I think this nation-centric form of Linux adoption is something that could really work. Think about it. The people on the ground in India or Jamaica know their respective territories. They know the price of business software in their countries and more importantly, they know how business is done. These are their neighbors, their peers.
Of course, the big proprietary companies have their local experts too, hired from the local workforce. But these experts, as savvy as they are, are still bound by one big goal: at the end of the day, it isn't just any solution they have to provide their clients, it has to be their company's solution. A local Microsoft expert will never sell someone on OpenOffice.
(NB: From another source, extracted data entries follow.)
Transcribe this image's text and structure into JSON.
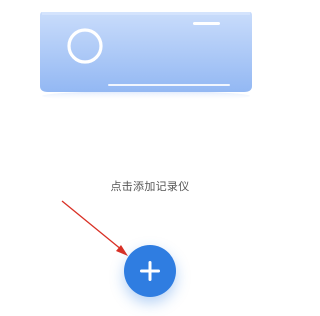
{
  "prompt": {
    "text": "点击添加记录仪"
  },
  "add_button": {
    "icon": "plus-icon",
    "color": "#2f7de1"
  },
  "illustration": {
    "icon": "recorder-device-icon",
    "color": "#a9c8f5"
  },
  "annotation": {
    "icon": "arrow-pointer-icon",
    "color": "#d93025"
  }
}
But a local Linux expert would be more willing to integrate Linux with existing Microsoft solutions—if that is the most feasible solution at hand.
This is a huge advantage: while a Linux/free software expert will obviously try their hardest to use only free and open source software, they are not constrained from trying any solution that works. Proprietary vendors have their hands tied by their "its our way or the highway" mentality. Everyone else can use whatever they want. Even if they never want to use proprietary software again, they can build their own open solution, using code from pre-existing products close to their needs.
If you ask me what the pattern of Linux adoption will be in the future, you will see more and more non-US adoptions as individual nations and their user bases see open source as cost-effective solution to their IT needs. Being Microsoft's home turf, the US will undoubtedly lag behind, until one day they will look out over the oceans and see everyone else with a huge technical and business advantage using Linux. At which point, the clue light will come on and we will play catch up to the global Linux adoption rate.
So, should one Linux company triumph over all? Nope. The more the merrier, because an international grass-roots adoption will bring the most success to Linux in the long run.